GPT Editors, Not Authors: The Stylistic Footprint of LLMs in Academic Preprints
Soren DeHaan, Yuanze Liu, Johan Bollen, Sa'ul A. Blanco
TL;DR
The paper investigates whether LLMs appear in academic preprints and, if so, whether they are used for editing/translation or full generation. It introduces a hybrid method combining a naive Bayesian classifier over word frequencies using log-odds $LogOdds(W)$ scores and Pruned Exact Linear Time (PELT) changepoint detection to quantify stylistic segmentation along a manuscript. Applying the approach to arXiv data and GPT-3.5 Turbo regenerated text, the study finds that LLM usage is largely uniform and predominantly editing, with partial generation being uncommon; normalization by length removes the apparent link between LLM signals and segmentation. The findings have policy implications, supporting responsible disclosure and the use of LLMs as editing tools in scientific writing while maintaining vigilance against misuse.
Abstract
The proliferation of Large Language Models (LLMs) in late 2022 has impacted academic writing, threatening credibility, and causing institutional uncertainty.

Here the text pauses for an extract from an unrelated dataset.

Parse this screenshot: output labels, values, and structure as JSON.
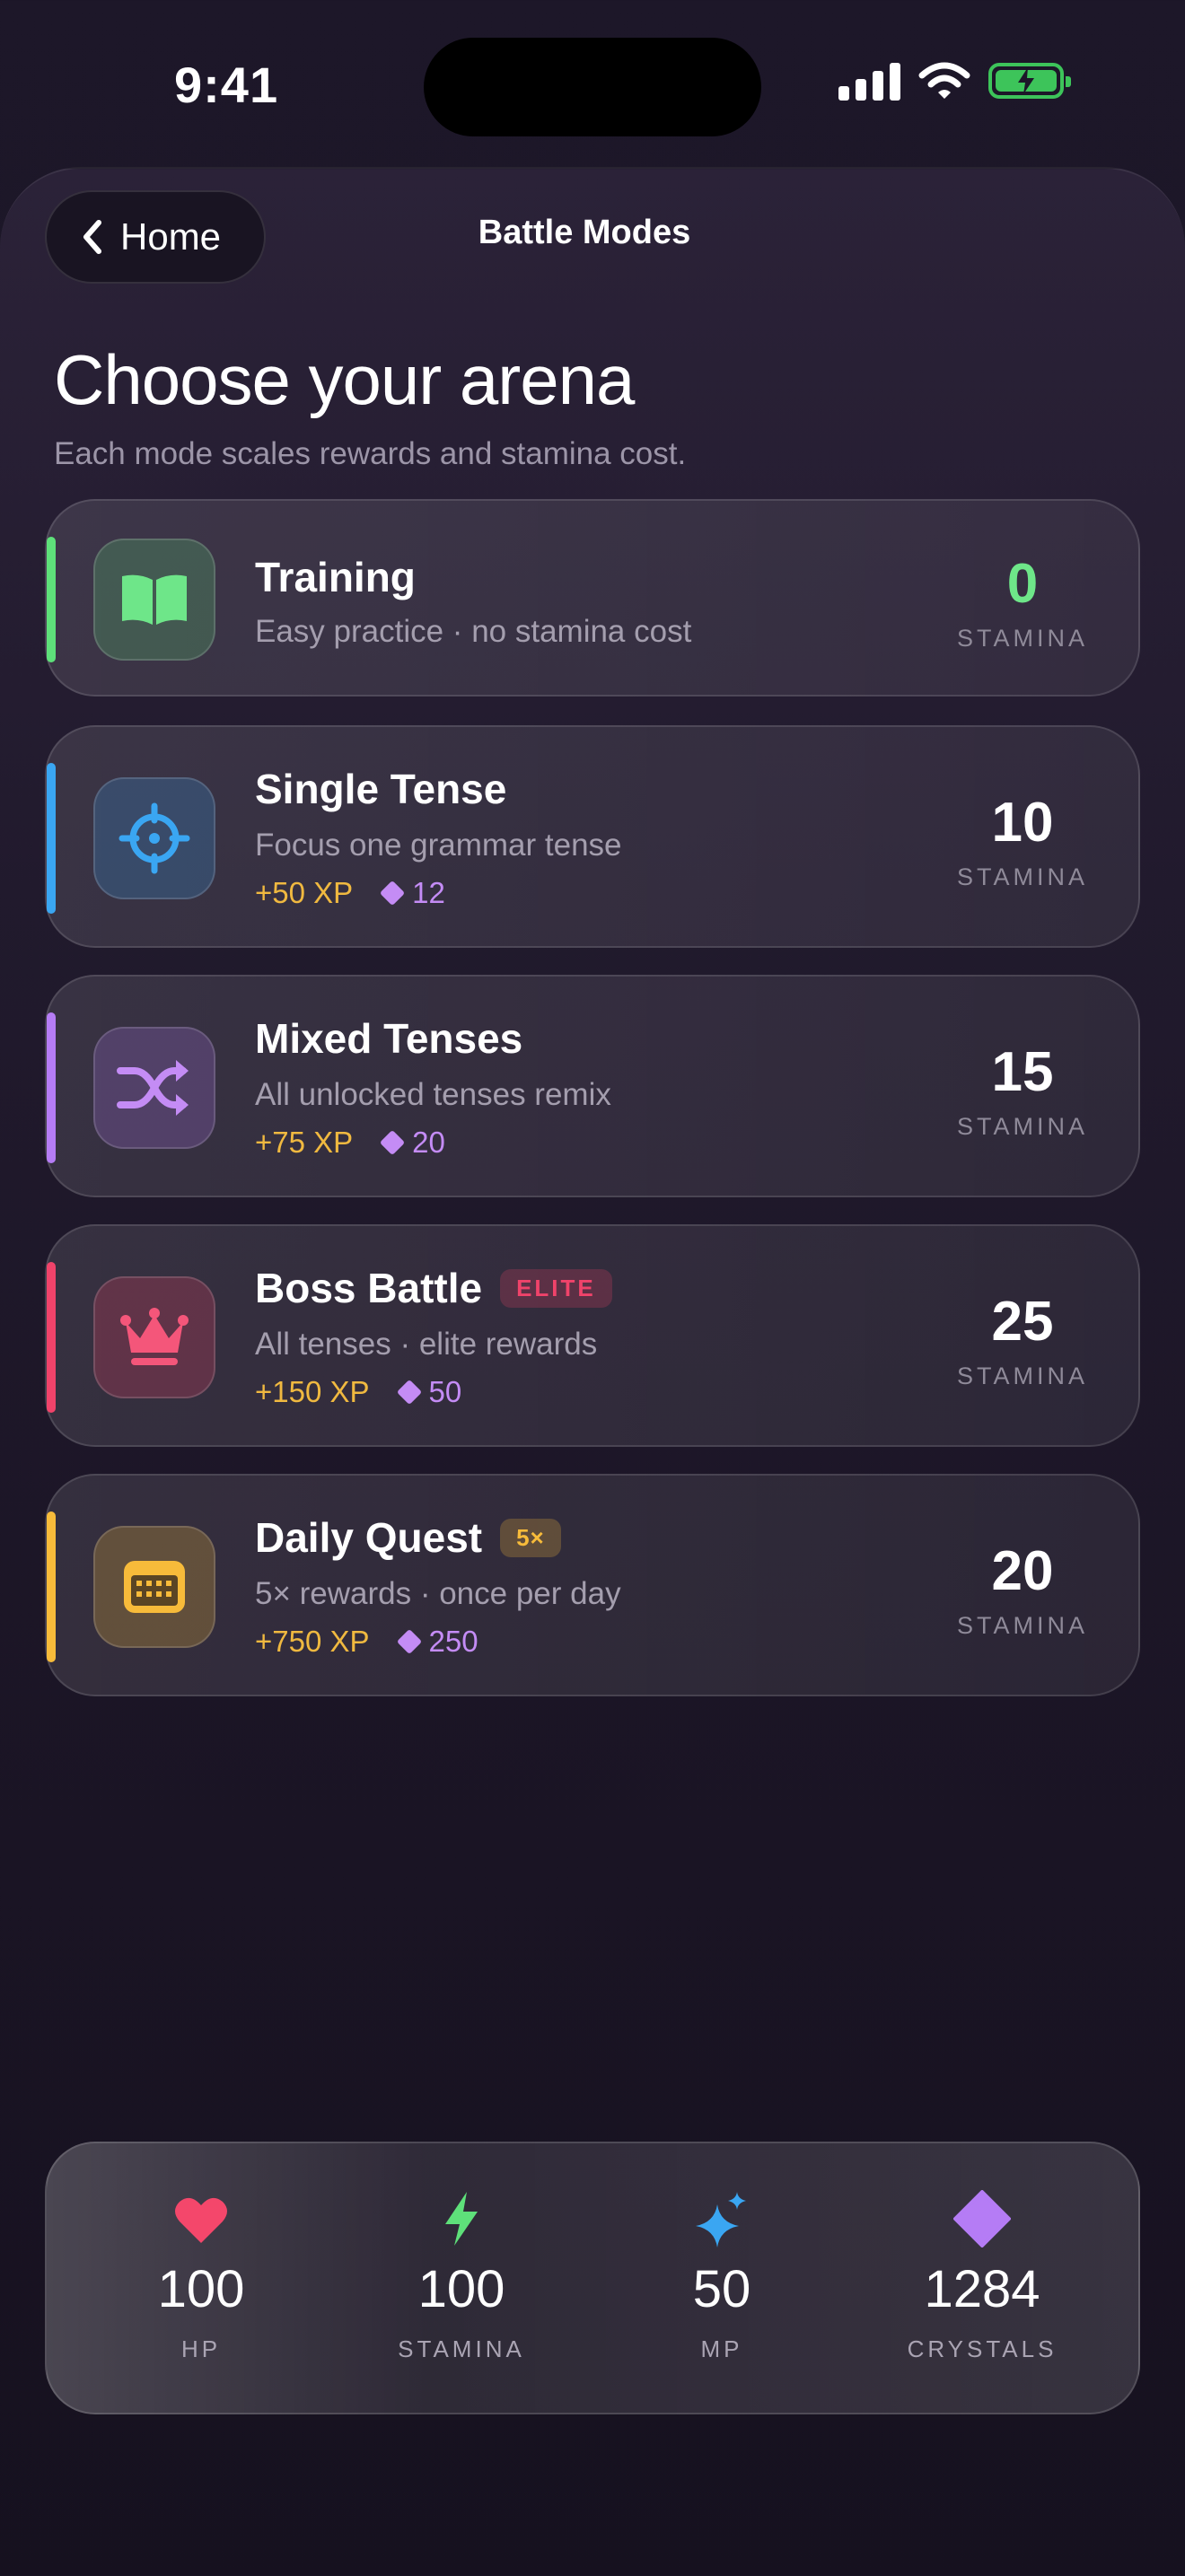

We seek to determine the degree to which LLMs are used to generate critical text as opposed to being used for editing, such as checking for grammar errors or inappropriate phrasing. In our study, we analyze arXiv papers for stylistic segmentation, which we measure by varying a PELT threshold against a Bayesian classifier trained on GPT-regenerated text. We find that LLM-attributed language is not predictive of stylistic segmentation, suggesting that when authors use LLMs, they do so uniformly, reducing the risk of hallucinations being introduced into academic preprints.